Tentativas de encontrar uma alternativa não faltaram, mas não foram bem-sucedidas, e, por isso, desde a Queda do Muro, o mundo vive mais ou menos resignado ao sistema que, bem ou mal, mais produziu riqueza e ascensão social na história. Contra a ideia de que capitalismo significa aumento da miséria entre os mais pobres, os dados mostram que, nas últimas décadas – justamente quando as nações asiáticas abraçaram progressivamente as instituições de mercado –, a miséria global caiu vertiginosamente. Pela primeira vez na história da humanidade, menos de 10% da população mundial vive em pobreza extrema (dados do Banco Mundial), número que vem caindo tanto em termos proporcionais quanto absolutos.
Ainda assim, fica no ar um sentimento de insatisfação com um sistema no qual tudo parece ter um preço e o poder do dinheiro define os caminhos da sociedade. A utopia continua a nos chamar com seu canto sedutor: a possibilidade de uma vida na qual tudo seja partilhado de bom grado, sem competições vazias de status e sem a brutal desigualdade dos dias atuais.

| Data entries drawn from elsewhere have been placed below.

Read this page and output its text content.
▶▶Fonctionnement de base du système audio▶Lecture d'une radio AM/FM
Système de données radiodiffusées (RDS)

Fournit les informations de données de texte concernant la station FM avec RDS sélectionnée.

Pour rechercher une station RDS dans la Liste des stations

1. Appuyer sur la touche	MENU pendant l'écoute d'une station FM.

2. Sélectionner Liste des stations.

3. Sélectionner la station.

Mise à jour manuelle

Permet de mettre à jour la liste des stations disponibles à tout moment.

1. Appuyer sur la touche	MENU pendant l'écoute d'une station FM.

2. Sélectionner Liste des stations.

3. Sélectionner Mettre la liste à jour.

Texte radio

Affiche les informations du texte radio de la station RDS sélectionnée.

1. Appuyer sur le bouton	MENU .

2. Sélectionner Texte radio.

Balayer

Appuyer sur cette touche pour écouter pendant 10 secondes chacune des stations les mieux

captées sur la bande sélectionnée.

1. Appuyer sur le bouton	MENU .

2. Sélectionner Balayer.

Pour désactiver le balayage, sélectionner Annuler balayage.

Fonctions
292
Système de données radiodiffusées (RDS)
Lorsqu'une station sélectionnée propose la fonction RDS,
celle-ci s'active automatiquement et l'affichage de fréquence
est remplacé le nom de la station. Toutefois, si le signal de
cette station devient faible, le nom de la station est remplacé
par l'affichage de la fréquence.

Algumas experiências, que ocorrem dentro da sociedade capitalista, parecem apontar nessa direção: comunidades de ajuda mútua, aplicativo de troca de produtos e serviços sem uso de dinheiro, esquemas para partilhar o uso de automóveis e apartamentos. E, ao contrário das tentativas frustradas de instaurar esse modo de vida pela via política (ou seja, da violência estatal), um outro caminho parece se abrir: o da tecnologia. Mas será que o avanço da capacidade produtiva vai realmente levar ao fim dos preços e ao reinado da gratuidade?
A razão de algo ter um preço é a escassez. Não existe em quantidade suficiente para que possa satisfazer todos os desejos humanos presentes e futuros. O que é abundante nesse sentido estrito – todo mundo pode usar o quanto quiser que não vai acabar – não tem preço; é o caso do ar que respiramos. Fora casos como esse, se um bem ou serviço não é abundante, será necessário limitar acesso a ele de alguma forma ou assisti-lo ser consumido até o fim. A forma clássica é o racionamento: uma autoridade determina o quanto cabe a cada um. O outro modo é o mercado: o bem tem um preço determinado por negociação entre todos os agentes, e esse preço acaba servindo a duas funções: limita o consumo de um lado e estimula a oferta de outro.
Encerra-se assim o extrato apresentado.